As soon as children realize that parents and siblings do not wear diapers but use the toilet, they tend to want to do the same. It is important to explain to them to go to the toilet in due time. This should be repeated regularly so that the child remembers to go.

It can be a good idea to plan fixed times for the child to use the bathroom and try to keep track of how often the child goes to the bathroom, how long it stays there and how often the child wets the diaper/wets their pants. Sometimes, children leave the toilet very quickly without having urinated or without emptying the bladder entirely. Try to avoid this by joining the child until it has urinated.

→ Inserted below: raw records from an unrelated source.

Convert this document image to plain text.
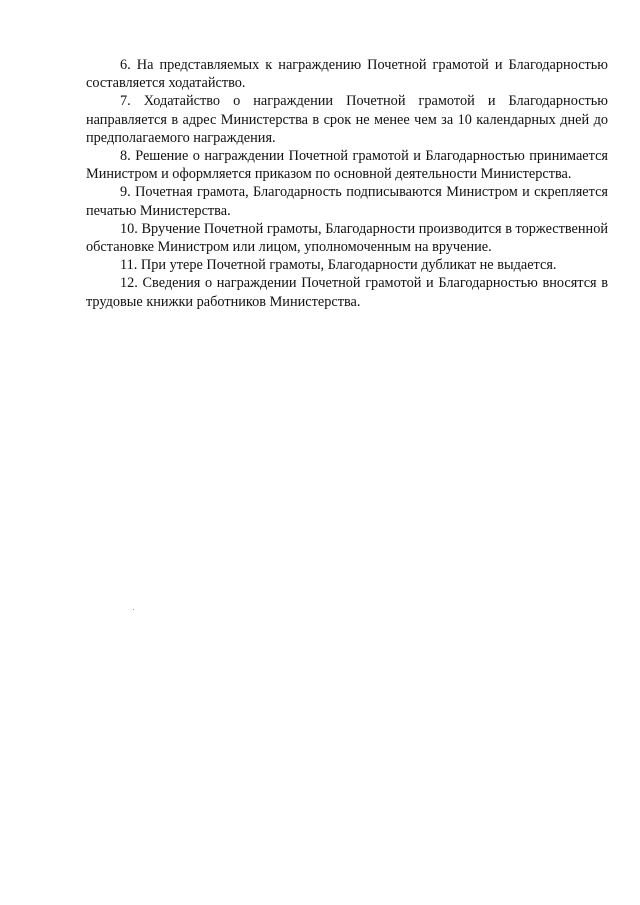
6. На представляемых к награждению Почетной грамотой и Благодарностью составляется ходатайство.

7. Ходатайство о награждении Почетной грамотой и Благодарностью направляется в адрес Министерства в срок не менее чем за 10 календарных дней до предполагаемого награждения.

8. Решение о награждении Почетной грамотой и Благодарностью принимается Министром и оформляется приказом по основной деятельности Министерства.

9. Почетная грамота, Благодарность подписываются Министром и скрепляется печатью Министерства.

10. Вручение Почетной грамоты, Благодарности производится в торжественной обстановке Министром или лицом, уполномоченным на вручение.

11. При утере Почетной грамоты, Благодарности дубликат не выдается.

12. Сведения о награждении Почетной грамотой и Благодарностью вносятся в трудовые книжки работников Министерства.
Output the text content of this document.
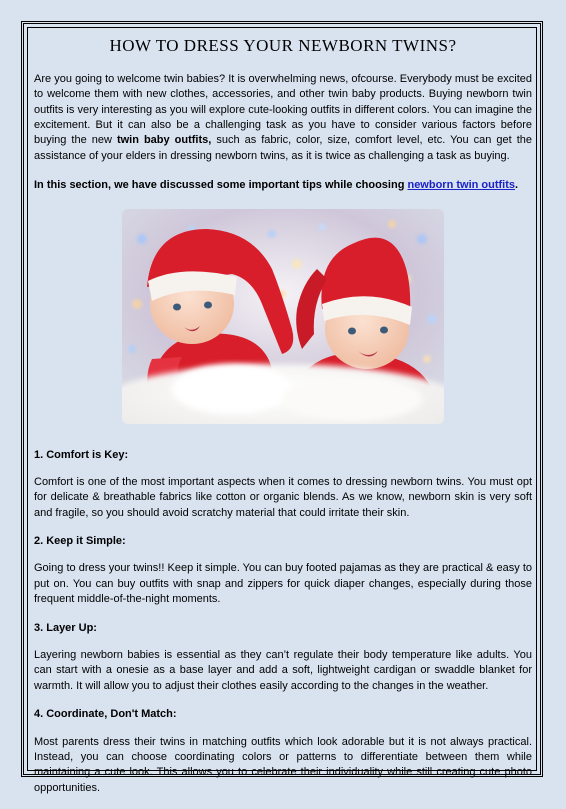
HOW TO DRESS YOUR NEWBORN TWINS?

Are you going to welcome twin babies? It is overwhelming news, ofcourse. Everybody must be excited to welcome them with new clothes, accessories, and other twin baby products. Buying newborn twin outfits is very interesting as you will explore cute-looking outfits in different colors. You can imagine the excitement. But it can also be a challenging task as you have to consider various factors before buying the new twin baby outfits, such as fabric, color, size, comfort level, etc. You can get the assistance of your elders in dressing newborn twins, as it is twice as challenging a task as buying.

In this section, we have discussed some important tips while choosing newborn twin outfits.

1. Comfort is Key:

Comfort is one of the most important aspects when it comes to dressing newborn twins. You must opt for delicate & breathable fabrics like cotton or organic blends. As we know, newborn skin is very soft and fragile, so you should avoid scratchy material that could irritate their skin.

2. Keep it Simple:

Going to dress your twins!! Keep it simple. You can buy footed pajamas as they are practical & easy to put on. You can buy outfits with snap and zippers for quick diaper changes, especially during those frequent middle-of-the-night moments.

3. Layer Up:

Layering newborn babies is essential as they can’t regulate their body temperature like adults. You can start with a onesie as a base layer and add a soft, lightweight cardigan or swaddle blanket for warmth. It will allow you to adjust their clothes easily according to the changes in the weather.

4. Coordinate, Don't Match:

Most parents dress their twins in matching outfits which look adorable but it is not always practical. Instead, you can choose coordinating colors or patterns to differentiate between them while maintaining a cute look. This allows you to celebrate their individuality while still creating cute photo opportunities.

Tips and solutions against daytime wetting

  • Punishment for daytime wetting makes no sense and can in fact, be counterproductive, as it can make the child insecure. Instead, encourage the child's confidence.
  • One tool that is often used for daytime wetting is a urination calendar with stickers or something similar to track the daily toilet training.
  • Make sure the child is hydrated by offering plenty of liquids. Drinking plenty of liquids also increases the amount of urine in the bladder, causing the child to need to go to the bathroom more often. This is good for toilet training.
  • Encourage the child to spend extra time on the toilet to ensure the bladder is emptied completely each time.
  • A urination diary can help identify a urination pattern and the reason for the daytime wetting. Therefore, this will often be the first question asked by a doctor or health care professional. The diary should state the time of urination and the volume. In addition, each daytime wetting should be stated, as well as the amount of liquid the child consumes per day day.